Beaumont Hospital (Royal Oak, MI) was selected as the winner of the inaugural Health Devices Achievement Award, presented in June 2006 at a reception in Washington, D.C., for its comprehensive approach to selecting and deploying a new communication system to improve telemetry-alarm response times.
The Health Devices Achievement Award recognizes outstanding initiatives undertaken by member healthcare institutions to improve patient safety, reduce costs, or otherwise facilitate better strategic management of health technology.
Learn about the other submissions that achieved recognition.
ECRI congratulates the Beaumont Hospital team: Salil Balar, Kim Bonzheim, Monique Brand, Cathy Campbell, Kim Caramagno, Danielle Diffin, Rani Gebara, Izabella Gieras, Mary Gunn, Sue Hella, Jim Kauflin, Bridget O'Hare, and Rita Stockman. In developing and implementing its initiative, the Beaumont team was also assisted by several physician sponsors and administrators and by a consultant.
Despite successful implementation of a new centralized telemetry monitoring system, overall satisfaction with the system at Beaumont Hospital was running low because of shortcomings in the process used to communicate telemetry alarm events. At the time, specially trained telemetry technicians would verify alarms and then page the patient's nurse. The nurse would then call to confirm receipt of the page and to request any additional information.

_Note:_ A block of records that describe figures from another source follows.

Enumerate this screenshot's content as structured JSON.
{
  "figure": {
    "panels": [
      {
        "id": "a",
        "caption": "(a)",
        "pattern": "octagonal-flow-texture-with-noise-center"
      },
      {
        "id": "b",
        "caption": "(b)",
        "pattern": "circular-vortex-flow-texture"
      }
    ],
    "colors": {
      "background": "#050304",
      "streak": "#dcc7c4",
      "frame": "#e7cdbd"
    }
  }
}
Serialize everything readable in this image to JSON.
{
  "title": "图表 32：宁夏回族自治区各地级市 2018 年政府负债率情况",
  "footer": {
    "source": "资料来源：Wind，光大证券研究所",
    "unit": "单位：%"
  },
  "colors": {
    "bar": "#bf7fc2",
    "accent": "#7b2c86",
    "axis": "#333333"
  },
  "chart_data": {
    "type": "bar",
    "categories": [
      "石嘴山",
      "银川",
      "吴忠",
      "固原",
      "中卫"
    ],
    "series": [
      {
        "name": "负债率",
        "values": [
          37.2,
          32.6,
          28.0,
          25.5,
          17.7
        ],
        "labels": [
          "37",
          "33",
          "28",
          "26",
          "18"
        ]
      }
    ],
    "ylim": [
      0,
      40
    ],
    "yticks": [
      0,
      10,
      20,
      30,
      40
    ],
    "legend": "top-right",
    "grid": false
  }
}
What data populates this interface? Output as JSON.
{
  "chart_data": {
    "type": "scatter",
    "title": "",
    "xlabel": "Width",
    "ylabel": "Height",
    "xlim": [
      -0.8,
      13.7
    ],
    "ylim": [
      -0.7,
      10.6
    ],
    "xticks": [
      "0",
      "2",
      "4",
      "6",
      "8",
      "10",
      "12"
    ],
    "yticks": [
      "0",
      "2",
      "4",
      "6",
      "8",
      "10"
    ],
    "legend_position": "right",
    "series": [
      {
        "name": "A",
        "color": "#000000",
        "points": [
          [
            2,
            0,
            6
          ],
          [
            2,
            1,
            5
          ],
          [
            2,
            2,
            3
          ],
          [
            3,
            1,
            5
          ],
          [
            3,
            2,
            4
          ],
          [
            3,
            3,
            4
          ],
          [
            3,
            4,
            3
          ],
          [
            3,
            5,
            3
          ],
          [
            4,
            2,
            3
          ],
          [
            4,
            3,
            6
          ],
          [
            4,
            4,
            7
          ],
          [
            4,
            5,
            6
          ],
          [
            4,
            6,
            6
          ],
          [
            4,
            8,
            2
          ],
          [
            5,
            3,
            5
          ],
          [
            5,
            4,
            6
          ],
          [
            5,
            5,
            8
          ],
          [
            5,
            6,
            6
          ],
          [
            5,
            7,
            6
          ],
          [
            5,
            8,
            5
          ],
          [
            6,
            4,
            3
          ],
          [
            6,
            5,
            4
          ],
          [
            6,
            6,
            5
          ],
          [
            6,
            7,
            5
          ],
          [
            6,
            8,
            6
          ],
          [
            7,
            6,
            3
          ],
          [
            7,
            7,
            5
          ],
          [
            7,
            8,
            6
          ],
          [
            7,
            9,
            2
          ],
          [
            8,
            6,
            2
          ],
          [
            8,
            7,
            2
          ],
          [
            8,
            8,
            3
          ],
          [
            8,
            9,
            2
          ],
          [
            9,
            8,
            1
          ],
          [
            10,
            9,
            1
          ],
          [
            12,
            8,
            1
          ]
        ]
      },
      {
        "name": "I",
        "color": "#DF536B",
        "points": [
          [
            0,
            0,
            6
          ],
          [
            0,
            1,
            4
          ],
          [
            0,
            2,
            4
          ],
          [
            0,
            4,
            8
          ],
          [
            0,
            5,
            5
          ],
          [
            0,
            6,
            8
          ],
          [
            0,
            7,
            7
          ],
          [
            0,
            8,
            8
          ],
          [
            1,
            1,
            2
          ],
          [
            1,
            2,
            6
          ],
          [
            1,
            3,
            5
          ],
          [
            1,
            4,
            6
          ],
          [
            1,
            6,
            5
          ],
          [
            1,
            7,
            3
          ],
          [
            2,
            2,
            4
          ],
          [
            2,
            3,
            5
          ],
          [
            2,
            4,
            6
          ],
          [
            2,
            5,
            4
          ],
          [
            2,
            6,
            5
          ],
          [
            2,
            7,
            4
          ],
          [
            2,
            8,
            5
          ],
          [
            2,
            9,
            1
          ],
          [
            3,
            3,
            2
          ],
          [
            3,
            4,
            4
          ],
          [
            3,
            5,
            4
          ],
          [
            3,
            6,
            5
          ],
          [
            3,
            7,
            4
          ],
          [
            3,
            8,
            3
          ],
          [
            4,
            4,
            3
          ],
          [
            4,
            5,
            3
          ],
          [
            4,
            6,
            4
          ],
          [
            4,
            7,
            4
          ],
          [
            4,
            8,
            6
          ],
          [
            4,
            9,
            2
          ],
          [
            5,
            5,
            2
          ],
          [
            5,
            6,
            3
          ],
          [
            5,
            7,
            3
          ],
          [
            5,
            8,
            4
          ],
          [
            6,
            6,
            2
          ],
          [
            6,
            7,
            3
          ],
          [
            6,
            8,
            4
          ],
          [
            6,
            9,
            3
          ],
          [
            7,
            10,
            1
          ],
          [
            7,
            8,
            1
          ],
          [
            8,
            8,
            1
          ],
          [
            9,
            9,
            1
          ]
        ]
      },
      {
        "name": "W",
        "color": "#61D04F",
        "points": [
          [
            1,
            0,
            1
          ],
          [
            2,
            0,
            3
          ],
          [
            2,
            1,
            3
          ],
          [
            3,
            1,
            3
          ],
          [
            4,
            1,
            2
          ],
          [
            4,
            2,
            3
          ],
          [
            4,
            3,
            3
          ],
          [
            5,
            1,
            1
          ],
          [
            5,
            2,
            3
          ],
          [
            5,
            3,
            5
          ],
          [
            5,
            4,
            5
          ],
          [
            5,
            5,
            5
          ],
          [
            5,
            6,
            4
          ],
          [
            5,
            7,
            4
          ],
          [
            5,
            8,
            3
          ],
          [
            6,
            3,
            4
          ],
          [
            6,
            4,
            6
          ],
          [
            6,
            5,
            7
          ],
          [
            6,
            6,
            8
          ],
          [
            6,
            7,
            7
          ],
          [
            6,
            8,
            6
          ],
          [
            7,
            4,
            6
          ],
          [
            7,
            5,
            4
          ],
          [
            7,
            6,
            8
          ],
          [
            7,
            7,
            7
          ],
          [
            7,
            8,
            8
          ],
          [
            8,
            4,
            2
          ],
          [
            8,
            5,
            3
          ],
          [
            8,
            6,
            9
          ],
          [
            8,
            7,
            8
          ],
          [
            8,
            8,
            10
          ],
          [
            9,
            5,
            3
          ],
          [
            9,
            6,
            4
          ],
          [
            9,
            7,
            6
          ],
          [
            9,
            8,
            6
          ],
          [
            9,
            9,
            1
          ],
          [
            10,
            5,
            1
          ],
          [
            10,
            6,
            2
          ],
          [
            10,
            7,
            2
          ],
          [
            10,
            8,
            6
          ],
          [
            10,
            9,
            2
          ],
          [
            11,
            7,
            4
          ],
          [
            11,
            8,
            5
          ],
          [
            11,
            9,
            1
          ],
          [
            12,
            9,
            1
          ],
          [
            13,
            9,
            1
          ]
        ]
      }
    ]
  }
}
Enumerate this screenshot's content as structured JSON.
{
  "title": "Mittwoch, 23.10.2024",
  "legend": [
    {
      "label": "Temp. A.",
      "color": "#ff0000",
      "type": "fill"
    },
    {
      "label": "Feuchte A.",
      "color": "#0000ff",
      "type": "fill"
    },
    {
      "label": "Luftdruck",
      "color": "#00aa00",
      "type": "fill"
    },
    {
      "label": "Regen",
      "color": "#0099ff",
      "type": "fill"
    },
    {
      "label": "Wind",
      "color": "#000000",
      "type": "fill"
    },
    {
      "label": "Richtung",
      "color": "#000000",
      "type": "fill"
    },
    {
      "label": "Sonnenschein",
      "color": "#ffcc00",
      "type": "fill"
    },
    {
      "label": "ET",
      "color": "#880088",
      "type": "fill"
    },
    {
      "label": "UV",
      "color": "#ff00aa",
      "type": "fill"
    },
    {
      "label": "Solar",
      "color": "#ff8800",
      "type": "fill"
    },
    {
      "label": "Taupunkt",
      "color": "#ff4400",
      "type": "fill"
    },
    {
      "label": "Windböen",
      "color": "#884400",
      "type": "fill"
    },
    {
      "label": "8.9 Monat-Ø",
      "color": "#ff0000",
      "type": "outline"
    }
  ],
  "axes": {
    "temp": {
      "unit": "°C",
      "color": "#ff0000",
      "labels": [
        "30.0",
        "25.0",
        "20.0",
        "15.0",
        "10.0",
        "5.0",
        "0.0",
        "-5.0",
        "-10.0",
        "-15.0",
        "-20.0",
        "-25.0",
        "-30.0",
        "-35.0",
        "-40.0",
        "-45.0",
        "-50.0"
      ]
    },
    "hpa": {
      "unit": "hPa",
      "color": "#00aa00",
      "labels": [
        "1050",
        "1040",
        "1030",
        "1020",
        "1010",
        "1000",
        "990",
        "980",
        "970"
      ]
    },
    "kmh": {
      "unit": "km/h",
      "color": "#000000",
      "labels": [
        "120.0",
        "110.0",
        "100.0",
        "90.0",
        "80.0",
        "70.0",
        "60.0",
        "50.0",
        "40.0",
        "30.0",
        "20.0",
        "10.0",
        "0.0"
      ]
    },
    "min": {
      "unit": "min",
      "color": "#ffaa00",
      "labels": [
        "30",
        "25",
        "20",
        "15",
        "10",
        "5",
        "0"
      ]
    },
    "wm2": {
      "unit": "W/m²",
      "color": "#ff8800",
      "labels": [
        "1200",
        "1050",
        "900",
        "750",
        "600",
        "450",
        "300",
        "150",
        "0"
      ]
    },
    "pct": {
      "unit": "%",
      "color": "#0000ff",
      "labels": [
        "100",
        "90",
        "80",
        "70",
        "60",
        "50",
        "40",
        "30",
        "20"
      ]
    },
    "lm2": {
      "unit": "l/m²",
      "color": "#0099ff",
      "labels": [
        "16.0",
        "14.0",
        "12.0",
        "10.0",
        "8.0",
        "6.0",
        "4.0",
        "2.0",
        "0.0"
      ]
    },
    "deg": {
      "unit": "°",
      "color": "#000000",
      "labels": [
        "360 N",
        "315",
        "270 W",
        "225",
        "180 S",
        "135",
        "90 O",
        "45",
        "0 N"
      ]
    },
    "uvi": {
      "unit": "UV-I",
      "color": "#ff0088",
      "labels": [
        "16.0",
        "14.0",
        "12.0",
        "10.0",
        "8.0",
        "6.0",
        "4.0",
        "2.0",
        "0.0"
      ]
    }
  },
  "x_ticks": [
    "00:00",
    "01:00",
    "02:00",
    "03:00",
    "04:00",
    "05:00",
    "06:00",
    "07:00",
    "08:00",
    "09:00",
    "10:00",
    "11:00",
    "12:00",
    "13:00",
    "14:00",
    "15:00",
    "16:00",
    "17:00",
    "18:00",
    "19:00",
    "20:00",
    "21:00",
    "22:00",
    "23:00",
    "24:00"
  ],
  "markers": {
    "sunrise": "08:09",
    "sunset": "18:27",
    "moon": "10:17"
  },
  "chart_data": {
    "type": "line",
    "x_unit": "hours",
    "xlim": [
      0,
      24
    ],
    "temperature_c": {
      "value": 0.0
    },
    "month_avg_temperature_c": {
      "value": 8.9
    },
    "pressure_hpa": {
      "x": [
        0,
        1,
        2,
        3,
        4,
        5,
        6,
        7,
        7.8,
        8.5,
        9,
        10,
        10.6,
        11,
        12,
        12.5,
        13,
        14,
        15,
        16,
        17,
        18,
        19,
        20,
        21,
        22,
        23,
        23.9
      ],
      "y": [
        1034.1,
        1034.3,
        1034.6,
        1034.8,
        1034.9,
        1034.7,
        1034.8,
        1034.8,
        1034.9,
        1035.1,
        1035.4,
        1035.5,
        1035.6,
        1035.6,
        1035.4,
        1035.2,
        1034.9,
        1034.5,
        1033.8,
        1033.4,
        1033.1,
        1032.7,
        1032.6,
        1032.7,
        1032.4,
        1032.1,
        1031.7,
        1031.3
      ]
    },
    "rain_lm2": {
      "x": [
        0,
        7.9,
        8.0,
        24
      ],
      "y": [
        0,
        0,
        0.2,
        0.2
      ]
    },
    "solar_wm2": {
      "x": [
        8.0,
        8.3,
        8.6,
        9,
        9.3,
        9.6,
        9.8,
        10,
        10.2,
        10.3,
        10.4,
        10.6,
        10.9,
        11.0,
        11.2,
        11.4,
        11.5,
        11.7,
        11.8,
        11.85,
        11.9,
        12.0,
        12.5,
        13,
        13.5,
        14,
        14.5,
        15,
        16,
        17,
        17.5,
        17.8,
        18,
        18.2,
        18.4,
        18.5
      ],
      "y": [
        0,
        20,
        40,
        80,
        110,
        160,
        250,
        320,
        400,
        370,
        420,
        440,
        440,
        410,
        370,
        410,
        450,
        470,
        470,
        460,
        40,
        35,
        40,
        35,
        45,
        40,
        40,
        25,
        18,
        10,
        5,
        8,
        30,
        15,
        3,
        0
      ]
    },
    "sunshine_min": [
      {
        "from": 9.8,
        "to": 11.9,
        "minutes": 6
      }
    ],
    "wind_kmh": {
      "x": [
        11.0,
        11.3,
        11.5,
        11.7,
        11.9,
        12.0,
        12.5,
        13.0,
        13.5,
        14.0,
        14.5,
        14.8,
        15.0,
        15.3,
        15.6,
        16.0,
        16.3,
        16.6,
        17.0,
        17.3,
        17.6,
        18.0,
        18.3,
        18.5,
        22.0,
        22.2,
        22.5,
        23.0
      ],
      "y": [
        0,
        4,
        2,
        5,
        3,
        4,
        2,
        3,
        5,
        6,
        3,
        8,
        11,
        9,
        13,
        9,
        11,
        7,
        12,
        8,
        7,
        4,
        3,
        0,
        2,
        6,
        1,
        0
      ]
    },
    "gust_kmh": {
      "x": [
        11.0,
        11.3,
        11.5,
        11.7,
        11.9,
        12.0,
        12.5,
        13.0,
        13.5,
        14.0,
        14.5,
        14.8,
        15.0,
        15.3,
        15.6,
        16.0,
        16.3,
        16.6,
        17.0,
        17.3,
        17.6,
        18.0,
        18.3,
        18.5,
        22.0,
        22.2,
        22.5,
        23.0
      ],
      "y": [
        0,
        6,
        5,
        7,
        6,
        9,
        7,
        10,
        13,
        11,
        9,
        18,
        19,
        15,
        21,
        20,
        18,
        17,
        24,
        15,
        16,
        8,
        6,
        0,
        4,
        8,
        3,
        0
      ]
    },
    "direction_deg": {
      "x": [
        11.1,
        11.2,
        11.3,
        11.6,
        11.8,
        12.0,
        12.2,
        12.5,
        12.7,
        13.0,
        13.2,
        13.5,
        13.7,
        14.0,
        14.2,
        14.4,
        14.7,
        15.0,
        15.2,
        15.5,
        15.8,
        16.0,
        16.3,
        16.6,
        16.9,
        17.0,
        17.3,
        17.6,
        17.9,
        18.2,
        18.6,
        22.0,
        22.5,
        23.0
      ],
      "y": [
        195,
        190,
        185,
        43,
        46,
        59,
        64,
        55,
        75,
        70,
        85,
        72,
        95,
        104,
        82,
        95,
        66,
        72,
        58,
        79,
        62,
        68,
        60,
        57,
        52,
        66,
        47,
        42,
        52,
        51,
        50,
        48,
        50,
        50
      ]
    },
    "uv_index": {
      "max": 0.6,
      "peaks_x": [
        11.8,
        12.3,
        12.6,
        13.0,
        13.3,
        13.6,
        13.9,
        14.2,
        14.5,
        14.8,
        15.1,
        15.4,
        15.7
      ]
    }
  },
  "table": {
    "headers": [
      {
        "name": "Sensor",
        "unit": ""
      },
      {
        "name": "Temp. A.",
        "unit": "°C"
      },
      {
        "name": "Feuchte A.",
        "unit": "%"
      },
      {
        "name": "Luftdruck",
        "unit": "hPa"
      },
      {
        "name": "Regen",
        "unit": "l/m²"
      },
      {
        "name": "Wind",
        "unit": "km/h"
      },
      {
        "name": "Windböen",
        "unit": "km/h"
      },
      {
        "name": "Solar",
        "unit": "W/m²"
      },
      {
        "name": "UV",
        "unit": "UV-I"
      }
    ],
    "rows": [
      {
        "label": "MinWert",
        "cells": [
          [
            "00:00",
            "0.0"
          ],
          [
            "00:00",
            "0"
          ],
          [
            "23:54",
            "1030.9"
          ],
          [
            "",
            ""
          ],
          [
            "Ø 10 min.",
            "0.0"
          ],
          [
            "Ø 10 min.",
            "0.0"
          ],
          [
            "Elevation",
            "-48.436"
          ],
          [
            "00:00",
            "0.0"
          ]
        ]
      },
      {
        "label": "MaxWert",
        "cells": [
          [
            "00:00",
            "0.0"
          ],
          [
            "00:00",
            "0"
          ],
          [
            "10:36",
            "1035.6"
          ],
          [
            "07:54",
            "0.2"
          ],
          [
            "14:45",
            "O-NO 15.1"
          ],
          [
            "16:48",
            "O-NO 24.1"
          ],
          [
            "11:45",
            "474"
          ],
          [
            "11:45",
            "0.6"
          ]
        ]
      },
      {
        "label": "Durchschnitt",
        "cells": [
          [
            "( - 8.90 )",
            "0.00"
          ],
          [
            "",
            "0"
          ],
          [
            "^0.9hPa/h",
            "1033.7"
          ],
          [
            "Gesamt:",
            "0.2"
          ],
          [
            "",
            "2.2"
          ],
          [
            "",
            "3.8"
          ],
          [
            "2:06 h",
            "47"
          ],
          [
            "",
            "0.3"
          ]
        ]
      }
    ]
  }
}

If the nurse did not respond within three minutes, the technician would reissue the page. If necessary, the page would be directed to other personnel following the specified "chain of command." This process was not working well, however. Response times were long. Pages would frequently have to be reissued, which contributed to nurses becoming desensitized to the pages. Teamwork was breaking down. And patient care was being adversely affected.
To investigate the problem, Beaumont staff assembled a multidisciplinary team, including more than a dozen clinical engineers, technicians, nurses, doctors, researchers, and administrators. Using a data-driven, user-centered approach, the team analyzed the problem and evaluated alternatives, including the need for process reengineering and new technology.
Jim Keller, ECRI's Vice President for Health Technology Evaluation and Safety, presents the Health Devices Achievement Award to Salil Balar (center), a Clinical Engineer at Beaumont Hospital, and Izabella Gieras (left), the facility's Director of Technology Management.
One of the first steps taken was to quantify the problem. To do this, the team chose to measure alarm response time, since this metric is an indicator of the entire technician/nurse communication process. Clinical and human factors engineers measured response times on several occasions. Through these efforts, the facility learned that the existing process resulted in a mean response time of 9.5 minutes.
To help identify possible areas for improvement, the team conducted a failure mode and effects analysis (FMEA). Based on the results of this analysis, the team hypothesized that response times could be reduced to the established target of three minutes by (1) standardizing the technician/nurse alarm communication process and (2) improving the technician's interface with the telemetry monitoring equipment.
Ultimately, it was determined that standardization did not have a significant impact on response times using the existing pager/telephone communication technology. Thus, focus shifted to analyzing the technician/computer interface.
Using videotaped and real-time observations of telemetry technicians and nurses responding to and communicating about alarms, the Beaumont team determined that the pager/telephone method of communication did not meet the needs of the staff. Thus, a decision was made to try a new "communication badge." This badge is a two-way, voice-activated (i.e., hands-free) wireless communication system. Telemetry monitoring technicians can speak directly to the nurses through the badge, and the nurses can speak directly to the technicians to ask questions.
Introducing the new technology significantly streamlined the alarm notification protocol and drastically shortened alarm response times. The Beaumont team reported the following statistics:
Mean alarm response time dropped from 9.5 minutes to 39 seconds, well under the target of 3 minutes.
Use of the communication badge led to 100% closure of the communication loop, compared with an average of 35% when pagers were used.
The team further stated that, as a result of the use of this new technology, staff productivity increased and a renewed sense of teamwork flourished.
The initiative described in this submission is one example of how incorporating human factors testing in the technology management process can lead to optimal technology selection. In addition to advising hospital departments on traditional efficacy and cost considerations, clinical and human factors engineers at Beaumont Hospital work closely with clinicians to conduct human factors and ease-of-use studies, apply risk management techniques, develop process improvements, and integrate technologies to achieve excellence in both technology management and patient care.
ECRI again congratulates the team from Beaumont Hospital for its exceptional efforts in improving patient safety at its facility.